Two Northwest Territories MLAs have renewed their appeal for the territory to begin a key stage of work on Inuvik’s airport runway, saying the alternative is a year-long delay.
The first phase of a $150-million project to lengthen the runway by 3,000 ft, being paid for by the Department of National Defence but managed in part by the territorial government, is currently on hold.
According to Inuvik Twin Lakes MLA Lesa Semmler, work has been paused while the parties involved try to account for a detailed engineering budget that came in “approximately $40 million higher than the government’s initial costing.”
Late last week, Semmler and Great Slave MLA Katrina Nokleby, a former NWT infrastructure minister, returned to the issue in the territory’s legislature.
Nokleby, elaborating on Semmler’s initial explanation of the $40-million gap, said this represented “the additional amount of money required to meet the material specifications that the GNWT is asking for – specifications that may not align with conventional construction methods on permafrost.”
Construction of an expanded runway must ensure the permafrost beneath is protected.
“The design calls for layers, or lifts, of granular material to be directly placed on top of the frozen ground. The layer then acts as a buffer, keeping the ground under the construction permanently frozen,” Nokleby, an engineer before becoming an MLA, told colleagues.
“This eliminates drainage issues and the ground heave that normally occurs with the freeze-thaw cycle of the active layer and provides a stable, frozen platform on which to execute new construction.
“If material is not placed this winter, under frozen conditions, the project will be delayed a year.”
Nokleby said the approach to the runway project – seen as an important commitment to Canada’s Arctic sovereignty, as a longer, 9,000-ft runway expands the range of military aircraft that can use Inuvik as a base – had been “backwards.”
“Rather than starting with a functioning design and developing a subsequent realistic budget, the GNWT has instead taken the $150 million offered by the federal government and is now trying to force the design to meet the budget,” she said.
“I’ve often spoken about the need for 100-percent federal dollars and that the Department of National Defence investment in infrastructure is a way for us to achieve this. Now I worry that, given how this project is shaping up, the federal eye will wander to the east and west of us and, yet again, the NWT will be the losing territory while the other two benefit.”
No more money
The first phase of the project must be carried out in colder temperatures. Semmler said the cost of that “time-sensitive” work was estimated at $8 million.
“This money needs to be allocated now so the project can continue,” Semmler told NWT infrastructure minister Diane Archie.
“The over-budget costing of the project is not, from what I understand, due to the contractors but due to the specs that have been designed and given to the contractors, which was done after money was announced by the federal government. These specs were designed by the GNWT and are what is driving up the costs.”
Semmler said releasing the initial $8-million sum would put local contractors to work, “providing security and desperately needed jobs to the Inuvik and surrounding communities.”
Archie, who also represents Inuvik as MLA for the town’s Boot Lake district, stressed that she, too, wanted the project to get going.

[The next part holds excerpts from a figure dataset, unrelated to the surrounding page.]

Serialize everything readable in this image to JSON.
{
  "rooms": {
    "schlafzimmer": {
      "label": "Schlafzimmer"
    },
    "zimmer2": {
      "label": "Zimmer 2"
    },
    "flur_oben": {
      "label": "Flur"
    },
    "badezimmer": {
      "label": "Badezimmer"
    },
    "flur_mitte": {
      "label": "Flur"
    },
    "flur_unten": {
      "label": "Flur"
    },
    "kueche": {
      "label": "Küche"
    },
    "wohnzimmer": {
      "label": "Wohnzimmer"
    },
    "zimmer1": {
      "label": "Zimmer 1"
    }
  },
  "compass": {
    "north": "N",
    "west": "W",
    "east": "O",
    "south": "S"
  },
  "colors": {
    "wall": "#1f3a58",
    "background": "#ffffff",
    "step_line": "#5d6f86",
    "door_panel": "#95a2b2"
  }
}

“It is a benefit to the community that I represent,” Archie told Semmler.
“I also said that the project needs to be done right, on time and on budget. Rushing major work without appropriate site preparation, or plans, or due diligence being applied is a recipe for disaster.
“I also want to make it clear that the GNWT does not have the funding to pay for any cost overruns. So we need to make sure that we do this right, first time.”
‘People counting on this’
Archie rejected Nokleby’s suggestion that there had been breakdowns in the scheduling of meetings regarding the runway and in ensuring the right people were present to develop solutions.
“We’ve been meeting. There have been discussions happening at different phases since February, since before then,” the minister said.
Nokleby countered: “I guess I’m still confused at all of the delays and discussion around what essentially is putting down dirt onto the ground – something that we do very well as a territory, something the contractor does very well and has done for several years in that area.
“Can the minister please commit to whether or not she is going to have that lift done this year, so we are not delayed by one year? It doesn’t matter that there are five years on this project. It is a stage. There are phases that need to be completed for anything else to run. People are counting on this money and the minister is not holding her department to task.”
Archie replied: “Until I know what this means, I’m not going to commit to doing this. We still have work to do.”